The inverse relationship between ownership and perceived degree of burnout and positive relationships between ownership and a sense of happiness and fulfillment are consistent with those of a Mayo Clinic study,22 where physicians who experienced more burnout were less likely to identify with medicine as a calling. Although we do not know if decreased ownership leads to more burnout or vice versa, causality may be less important since interventions can target both. External factors such as excessive workload, loss of control over workload, clerical burden, inefficient workflow, and work-life balance all contribute to physician burnout23, 24 and probably also negatively influence ownership of patient care. Just as burnout has been demonstrated to decrease the quality of healthcare,25,26,27 the gradual erosion of ownership may play the same role.

Since our scale was adapted from existing research on ownership, we performed an exploratory factor analysis to identify latent constructs that may also define patient care ownership. The items loading on factor 1 all reflect decisional autonomy or assertiveness. Those loading on factor 2 corresponds to be the “go-to” person, and factor 3 to diligence. Prior research on patient care ownership did not identify assertiveness and diligence as essential concepts that contributed to its definition. A future confirmatory factor analysis will determine the stability of these subscales.

With future validation, we see several potential uses for our ownership scale. First, it may be used by medical educators to monitor ownership and to determine which changes to external factors (such as work environment or cultural norms) lead to an improved sense of ownership among trainees. Second, our scale might be useful for investigating how ownership influences care utilization and healthcare outcomes.

Our study has several limitations. Since this is the first objective measure of patient ownership among physicians, there is no gold standard for comparison. The cognitive interviewing portion of our study was subject to common issues in qualitative research such as experimenter bias and confirmation bias. Our study was also subject to common issues with survey data such as recall bias, inaccurate recall, social desirability bias, and ceiling effect. Another limitation is that self-efficacy, which is central to the definition of ownership, is not represented in our scale because those items were thought to be too high risk of bias. This means that our scale does not capture all the constructs that define ownership.

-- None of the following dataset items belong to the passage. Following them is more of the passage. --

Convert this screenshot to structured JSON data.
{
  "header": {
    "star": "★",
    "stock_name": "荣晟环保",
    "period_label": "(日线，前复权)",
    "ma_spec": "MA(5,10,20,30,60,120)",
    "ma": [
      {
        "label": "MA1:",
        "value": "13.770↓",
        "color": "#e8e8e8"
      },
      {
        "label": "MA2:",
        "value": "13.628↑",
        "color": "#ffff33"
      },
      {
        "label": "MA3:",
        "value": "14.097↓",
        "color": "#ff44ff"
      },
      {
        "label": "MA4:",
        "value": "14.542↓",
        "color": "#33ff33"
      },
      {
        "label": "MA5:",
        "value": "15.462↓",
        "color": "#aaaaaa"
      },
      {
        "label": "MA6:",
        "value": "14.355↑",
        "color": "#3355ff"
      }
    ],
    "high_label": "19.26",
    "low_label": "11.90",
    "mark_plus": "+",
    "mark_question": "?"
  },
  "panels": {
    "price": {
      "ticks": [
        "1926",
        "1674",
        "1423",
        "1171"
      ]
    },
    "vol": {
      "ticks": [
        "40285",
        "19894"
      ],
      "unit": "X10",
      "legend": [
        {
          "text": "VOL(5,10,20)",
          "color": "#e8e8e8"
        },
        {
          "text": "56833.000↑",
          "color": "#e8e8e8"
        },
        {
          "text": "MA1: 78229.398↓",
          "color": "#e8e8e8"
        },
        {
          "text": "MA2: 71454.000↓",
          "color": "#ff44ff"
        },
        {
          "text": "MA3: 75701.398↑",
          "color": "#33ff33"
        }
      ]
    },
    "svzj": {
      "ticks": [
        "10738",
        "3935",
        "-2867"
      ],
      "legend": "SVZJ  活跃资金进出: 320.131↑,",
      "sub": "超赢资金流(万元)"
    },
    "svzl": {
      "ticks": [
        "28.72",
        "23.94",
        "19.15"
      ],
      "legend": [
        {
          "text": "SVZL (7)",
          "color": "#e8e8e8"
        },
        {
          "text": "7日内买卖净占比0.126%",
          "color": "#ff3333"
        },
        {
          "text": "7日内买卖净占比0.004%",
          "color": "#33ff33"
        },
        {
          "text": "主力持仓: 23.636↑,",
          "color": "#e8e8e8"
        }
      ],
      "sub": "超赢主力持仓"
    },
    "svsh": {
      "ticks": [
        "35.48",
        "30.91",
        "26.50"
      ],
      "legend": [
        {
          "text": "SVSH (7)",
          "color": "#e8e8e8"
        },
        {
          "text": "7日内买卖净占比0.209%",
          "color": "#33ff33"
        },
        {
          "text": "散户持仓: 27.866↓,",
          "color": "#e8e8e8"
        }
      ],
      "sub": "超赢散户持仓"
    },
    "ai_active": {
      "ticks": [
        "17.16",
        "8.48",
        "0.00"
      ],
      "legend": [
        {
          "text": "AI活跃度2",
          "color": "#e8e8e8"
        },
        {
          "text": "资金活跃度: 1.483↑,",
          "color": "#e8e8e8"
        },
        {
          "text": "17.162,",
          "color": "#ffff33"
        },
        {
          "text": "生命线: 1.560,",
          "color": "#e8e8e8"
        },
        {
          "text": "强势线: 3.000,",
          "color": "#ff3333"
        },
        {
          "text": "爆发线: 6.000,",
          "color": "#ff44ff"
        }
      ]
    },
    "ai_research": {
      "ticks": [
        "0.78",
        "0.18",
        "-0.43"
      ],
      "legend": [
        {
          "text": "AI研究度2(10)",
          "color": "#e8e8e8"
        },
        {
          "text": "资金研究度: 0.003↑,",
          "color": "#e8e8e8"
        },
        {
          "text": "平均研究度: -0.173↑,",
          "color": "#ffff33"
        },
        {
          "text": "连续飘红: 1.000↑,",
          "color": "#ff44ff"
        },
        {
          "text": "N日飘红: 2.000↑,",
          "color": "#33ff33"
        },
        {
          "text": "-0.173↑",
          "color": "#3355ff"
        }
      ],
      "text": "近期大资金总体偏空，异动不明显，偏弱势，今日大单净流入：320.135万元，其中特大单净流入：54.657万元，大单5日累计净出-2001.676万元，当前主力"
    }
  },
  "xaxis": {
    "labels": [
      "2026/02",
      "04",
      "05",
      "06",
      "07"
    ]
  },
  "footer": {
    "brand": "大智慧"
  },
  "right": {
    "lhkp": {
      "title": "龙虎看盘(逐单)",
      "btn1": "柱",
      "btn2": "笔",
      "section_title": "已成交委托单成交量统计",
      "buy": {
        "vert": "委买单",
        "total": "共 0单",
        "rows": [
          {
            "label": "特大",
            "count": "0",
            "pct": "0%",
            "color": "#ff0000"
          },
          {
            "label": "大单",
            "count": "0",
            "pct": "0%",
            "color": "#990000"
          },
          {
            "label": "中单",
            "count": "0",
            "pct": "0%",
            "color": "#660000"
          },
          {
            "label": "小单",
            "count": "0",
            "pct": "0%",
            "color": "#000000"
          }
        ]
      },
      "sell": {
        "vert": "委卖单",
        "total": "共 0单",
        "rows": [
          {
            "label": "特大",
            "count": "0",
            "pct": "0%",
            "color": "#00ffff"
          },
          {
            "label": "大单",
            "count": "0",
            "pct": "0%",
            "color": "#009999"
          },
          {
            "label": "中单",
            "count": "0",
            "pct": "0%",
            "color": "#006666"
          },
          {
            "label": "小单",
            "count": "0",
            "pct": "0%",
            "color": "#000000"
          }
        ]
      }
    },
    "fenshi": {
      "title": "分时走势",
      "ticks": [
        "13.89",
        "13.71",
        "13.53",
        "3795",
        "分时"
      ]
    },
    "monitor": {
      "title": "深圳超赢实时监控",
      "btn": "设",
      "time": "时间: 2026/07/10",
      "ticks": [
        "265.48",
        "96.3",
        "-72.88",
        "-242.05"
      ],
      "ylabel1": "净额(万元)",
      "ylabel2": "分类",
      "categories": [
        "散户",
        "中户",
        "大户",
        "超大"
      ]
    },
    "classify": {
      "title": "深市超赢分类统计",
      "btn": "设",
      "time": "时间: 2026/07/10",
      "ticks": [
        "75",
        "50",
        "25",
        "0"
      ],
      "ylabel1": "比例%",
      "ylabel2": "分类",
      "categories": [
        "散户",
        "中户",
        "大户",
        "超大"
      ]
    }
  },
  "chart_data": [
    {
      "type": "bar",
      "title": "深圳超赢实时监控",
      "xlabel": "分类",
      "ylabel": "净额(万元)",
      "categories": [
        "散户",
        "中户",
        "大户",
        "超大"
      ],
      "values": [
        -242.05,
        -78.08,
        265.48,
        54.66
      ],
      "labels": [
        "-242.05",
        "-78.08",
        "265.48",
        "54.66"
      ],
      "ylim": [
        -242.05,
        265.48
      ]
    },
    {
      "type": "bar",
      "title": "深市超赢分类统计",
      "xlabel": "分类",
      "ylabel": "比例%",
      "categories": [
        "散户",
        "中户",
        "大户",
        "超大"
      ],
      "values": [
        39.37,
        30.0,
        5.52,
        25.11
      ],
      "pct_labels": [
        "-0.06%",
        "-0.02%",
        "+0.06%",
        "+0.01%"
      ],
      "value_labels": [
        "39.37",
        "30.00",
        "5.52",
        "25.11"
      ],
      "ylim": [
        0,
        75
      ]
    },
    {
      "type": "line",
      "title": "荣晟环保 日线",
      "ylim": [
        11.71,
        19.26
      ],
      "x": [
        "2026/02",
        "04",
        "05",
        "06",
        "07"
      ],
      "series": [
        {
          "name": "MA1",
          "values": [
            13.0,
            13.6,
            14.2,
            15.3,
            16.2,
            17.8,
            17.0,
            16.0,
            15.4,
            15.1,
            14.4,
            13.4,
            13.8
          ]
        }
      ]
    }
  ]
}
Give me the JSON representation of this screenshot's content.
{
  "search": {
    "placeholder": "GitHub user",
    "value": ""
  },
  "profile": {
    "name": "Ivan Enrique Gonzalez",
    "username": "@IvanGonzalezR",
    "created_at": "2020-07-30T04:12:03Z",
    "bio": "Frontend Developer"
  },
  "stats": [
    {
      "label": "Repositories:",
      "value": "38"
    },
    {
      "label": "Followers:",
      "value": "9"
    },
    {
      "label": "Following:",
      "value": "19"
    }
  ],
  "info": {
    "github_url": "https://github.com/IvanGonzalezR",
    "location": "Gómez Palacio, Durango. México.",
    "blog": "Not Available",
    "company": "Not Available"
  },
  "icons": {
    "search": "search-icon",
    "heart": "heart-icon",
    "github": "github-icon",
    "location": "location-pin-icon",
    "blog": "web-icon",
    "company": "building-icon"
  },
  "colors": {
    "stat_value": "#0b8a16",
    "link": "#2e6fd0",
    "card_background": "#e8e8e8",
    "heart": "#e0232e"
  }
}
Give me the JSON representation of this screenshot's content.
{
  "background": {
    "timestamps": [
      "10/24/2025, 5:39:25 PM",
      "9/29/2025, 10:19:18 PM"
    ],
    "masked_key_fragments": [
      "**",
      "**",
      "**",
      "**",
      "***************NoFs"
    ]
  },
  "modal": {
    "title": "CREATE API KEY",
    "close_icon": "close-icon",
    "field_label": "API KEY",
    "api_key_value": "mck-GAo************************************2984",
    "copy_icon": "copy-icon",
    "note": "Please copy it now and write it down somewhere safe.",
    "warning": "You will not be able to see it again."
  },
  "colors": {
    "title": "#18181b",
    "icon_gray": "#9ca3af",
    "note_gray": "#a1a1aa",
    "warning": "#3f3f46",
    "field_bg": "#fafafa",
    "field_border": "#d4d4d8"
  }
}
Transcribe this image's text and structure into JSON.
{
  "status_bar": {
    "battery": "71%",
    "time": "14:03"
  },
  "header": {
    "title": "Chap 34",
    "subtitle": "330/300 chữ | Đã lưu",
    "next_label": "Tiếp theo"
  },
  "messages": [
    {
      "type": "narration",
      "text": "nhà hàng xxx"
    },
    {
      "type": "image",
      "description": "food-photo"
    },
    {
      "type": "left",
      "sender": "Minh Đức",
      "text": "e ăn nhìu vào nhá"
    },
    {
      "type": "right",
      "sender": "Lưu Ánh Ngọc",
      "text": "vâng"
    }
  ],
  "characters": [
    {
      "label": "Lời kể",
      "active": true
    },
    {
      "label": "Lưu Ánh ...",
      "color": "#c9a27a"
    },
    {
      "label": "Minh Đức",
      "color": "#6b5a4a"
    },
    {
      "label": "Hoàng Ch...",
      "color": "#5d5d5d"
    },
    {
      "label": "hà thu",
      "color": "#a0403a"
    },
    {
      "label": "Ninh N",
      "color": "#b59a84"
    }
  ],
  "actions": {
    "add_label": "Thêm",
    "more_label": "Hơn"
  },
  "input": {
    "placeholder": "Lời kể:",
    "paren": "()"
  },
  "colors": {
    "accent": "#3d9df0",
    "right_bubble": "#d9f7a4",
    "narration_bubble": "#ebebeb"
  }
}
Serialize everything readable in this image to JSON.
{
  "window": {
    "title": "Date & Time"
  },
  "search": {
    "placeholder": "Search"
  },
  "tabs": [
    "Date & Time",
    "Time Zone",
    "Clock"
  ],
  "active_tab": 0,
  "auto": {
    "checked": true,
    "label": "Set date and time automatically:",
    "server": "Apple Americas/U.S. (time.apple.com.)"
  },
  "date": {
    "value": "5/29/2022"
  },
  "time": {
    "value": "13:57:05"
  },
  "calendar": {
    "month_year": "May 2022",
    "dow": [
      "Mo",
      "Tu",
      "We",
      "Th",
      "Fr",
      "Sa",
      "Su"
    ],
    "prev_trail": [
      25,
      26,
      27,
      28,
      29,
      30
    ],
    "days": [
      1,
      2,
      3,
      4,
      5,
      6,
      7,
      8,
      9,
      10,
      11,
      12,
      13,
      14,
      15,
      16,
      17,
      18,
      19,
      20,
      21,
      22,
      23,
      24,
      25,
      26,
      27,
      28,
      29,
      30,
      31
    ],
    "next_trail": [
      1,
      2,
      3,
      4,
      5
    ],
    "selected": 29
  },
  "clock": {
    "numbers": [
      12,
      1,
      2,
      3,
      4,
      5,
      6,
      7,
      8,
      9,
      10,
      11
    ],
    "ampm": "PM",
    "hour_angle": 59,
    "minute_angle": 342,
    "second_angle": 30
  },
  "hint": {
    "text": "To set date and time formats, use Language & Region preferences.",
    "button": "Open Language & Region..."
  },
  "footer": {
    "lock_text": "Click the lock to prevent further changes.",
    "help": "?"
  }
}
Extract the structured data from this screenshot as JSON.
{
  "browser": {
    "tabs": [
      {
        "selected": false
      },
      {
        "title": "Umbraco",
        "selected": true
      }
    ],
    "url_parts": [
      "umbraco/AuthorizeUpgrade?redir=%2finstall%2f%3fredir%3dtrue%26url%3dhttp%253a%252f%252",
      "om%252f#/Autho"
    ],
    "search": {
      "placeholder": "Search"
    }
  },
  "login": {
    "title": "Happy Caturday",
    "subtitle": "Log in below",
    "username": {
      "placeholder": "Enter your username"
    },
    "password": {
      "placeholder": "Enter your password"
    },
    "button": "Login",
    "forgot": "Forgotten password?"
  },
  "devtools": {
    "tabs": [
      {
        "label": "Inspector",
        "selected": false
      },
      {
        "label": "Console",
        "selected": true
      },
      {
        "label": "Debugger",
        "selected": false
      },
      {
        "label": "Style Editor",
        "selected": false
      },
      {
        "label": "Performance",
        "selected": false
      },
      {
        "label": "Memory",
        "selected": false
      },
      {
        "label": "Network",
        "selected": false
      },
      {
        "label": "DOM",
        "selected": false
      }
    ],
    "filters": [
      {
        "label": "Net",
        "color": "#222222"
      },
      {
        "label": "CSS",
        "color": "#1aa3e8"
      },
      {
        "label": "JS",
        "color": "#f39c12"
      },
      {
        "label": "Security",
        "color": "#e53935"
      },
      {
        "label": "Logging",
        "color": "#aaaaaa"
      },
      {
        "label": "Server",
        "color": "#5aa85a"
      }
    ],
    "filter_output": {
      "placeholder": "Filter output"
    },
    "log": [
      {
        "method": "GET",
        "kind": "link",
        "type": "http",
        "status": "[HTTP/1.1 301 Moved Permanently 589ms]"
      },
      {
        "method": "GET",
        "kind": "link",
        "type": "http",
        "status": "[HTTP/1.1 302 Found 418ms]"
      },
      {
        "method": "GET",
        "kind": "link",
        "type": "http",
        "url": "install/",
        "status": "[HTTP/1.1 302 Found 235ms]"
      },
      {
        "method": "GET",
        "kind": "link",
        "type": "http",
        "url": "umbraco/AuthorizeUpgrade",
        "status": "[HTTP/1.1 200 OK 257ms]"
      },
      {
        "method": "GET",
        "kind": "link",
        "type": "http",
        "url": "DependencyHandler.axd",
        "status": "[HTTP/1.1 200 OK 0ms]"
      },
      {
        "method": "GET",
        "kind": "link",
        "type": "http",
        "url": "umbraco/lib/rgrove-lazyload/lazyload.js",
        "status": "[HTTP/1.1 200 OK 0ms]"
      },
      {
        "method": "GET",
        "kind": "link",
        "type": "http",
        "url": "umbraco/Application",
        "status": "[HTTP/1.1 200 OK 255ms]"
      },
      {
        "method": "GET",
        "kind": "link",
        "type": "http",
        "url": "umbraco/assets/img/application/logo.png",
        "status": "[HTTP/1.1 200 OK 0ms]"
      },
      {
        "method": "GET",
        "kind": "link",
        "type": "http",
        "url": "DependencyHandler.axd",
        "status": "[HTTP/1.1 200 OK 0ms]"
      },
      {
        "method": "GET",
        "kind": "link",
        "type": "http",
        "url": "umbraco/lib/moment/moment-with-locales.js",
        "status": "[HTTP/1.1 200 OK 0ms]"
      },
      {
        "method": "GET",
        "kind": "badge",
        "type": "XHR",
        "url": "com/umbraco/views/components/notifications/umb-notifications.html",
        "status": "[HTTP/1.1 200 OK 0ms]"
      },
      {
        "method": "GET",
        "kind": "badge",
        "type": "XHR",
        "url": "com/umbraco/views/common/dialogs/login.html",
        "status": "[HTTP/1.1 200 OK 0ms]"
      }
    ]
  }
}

We did not use validated scales for some factors (such as burnout and depression) because existing burnout and depression scales have high correlations with perceived degree of burnout and depression, respectively, according to prior studies.28, 29 We therefore included single items for these factors to minimize respondent burden.

While we intentionally limited our study population to one medical specialty at one institution to control for confounders, this may have prevented detection of true differences in ownership among different environmental factors. We will need to externally validate our scale in a larger population at different institutions. Another limitation is that some scale items only capture the experience of working as a trainee in an inpatient, team-based setting. We will need to revise the scale to make it applicable to the outpatient setting and to attending physicians in future studies (which will also require validation).

In conclusion, we developed an instrument to measure decision ownership of patient care. With further validation, our scale can be potentially used to research interventions aimed at fostering ownership and to investigate how ownership influences physician decision-making and behavior, care utilization, and patient outcomes.